In many cases, a handful of key employees are vital for the success of a business. A smart buyer is likely to want to keep those employees. The ongoing success and profitability of the business is highly dependent on them.
A company’s employees are familiar with customers and suppliers. They’ve built up solid relationships that are vital to the ongoing success of the business. They also know the industry, so they know the strengths and weaknesses of your competitors and are probably quite experienced in all aspects of your particular business niche.
A buyer will want to purchase a well-running business with great future prospects. Sellers should take every step possible to build a great team long before placing their business on the market.
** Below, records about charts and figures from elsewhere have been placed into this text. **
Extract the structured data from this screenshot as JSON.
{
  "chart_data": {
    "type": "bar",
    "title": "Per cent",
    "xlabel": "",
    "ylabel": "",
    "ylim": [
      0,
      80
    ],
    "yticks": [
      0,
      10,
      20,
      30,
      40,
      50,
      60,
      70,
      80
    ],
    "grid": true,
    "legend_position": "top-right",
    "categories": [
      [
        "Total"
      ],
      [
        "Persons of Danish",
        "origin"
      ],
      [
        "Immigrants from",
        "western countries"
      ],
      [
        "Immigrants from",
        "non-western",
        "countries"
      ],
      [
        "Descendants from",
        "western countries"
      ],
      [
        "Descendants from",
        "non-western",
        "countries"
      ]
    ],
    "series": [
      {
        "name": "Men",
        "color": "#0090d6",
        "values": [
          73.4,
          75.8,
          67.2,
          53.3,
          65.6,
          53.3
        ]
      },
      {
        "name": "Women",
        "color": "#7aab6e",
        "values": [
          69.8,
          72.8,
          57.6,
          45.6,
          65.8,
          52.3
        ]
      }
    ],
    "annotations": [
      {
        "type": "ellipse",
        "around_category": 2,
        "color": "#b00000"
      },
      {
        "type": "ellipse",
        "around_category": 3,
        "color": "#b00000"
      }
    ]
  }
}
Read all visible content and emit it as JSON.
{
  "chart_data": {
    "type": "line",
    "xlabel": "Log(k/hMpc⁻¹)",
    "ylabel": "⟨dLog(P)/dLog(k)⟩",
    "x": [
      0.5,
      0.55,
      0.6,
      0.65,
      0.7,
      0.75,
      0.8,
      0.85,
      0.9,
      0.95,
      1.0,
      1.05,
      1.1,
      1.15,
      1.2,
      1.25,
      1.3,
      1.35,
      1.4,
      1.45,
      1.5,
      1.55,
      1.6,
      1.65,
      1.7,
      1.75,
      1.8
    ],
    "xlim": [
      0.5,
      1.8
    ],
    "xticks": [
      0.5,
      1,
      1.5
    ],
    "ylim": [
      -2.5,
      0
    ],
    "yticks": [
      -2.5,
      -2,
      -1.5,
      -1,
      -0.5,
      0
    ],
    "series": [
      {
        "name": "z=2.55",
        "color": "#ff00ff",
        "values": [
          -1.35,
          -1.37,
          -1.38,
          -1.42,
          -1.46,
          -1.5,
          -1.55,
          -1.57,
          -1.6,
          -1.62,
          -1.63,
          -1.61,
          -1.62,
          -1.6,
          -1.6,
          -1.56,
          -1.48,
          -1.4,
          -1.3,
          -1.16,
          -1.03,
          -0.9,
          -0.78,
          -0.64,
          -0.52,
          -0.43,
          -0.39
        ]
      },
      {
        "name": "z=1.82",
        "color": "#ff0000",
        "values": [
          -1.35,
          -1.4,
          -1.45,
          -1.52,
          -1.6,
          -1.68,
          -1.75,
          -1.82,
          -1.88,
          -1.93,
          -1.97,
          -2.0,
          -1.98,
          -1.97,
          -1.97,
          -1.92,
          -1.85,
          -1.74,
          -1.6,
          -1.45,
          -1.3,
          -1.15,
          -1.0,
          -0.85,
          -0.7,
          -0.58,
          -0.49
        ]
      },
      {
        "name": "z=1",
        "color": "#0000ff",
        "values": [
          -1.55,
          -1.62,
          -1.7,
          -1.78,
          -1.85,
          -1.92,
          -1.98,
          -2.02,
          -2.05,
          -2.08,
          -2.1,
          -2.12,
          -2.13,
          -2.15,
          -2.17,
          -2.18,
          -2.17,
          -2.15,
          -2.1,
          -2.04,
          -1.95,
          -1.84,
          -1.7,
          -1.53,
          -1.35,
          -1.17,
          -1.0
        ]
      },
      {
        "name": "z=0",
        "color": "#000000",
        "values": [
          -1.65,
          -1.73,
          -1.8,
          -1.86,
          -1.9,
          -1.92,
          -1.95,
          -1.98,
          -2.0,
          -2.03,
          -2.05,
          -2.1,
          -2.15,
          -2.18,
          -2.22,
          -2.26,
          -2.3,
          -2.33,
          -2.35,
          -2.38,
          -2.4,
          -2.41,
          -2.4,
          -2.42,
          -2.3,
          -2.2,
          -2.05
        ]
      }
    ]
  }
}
The best way to add value to your business is to have key employees that know your business, and will want to stay on with the new buyer.
If the only key employee is the seller, a buyer’s risk goes up considerably. A buyer needs to know the business will continue to perform well, even after the seller leaves. It costs a considerable amount of time and effort to the new buyer to get to know the working mechanisms of a business, without an experienced and knowledgeable management team to help them.
One of the first steps in the buyer’s due diligence process is to identify key employees. Assessing if an employee is valuable involves more than simply evaluating an employee’s current benefit. Their future value and potential damage they could cause upon leaving are all factors to consider.
Never forget that your employees help you build your business. The importance of specific employees to any given business varies widely. A seller should understand what employees are key and why. Sellers should be able to articulate how key employees can be replaced. Savvy buyers will understand the importance of key employees and evaluate them.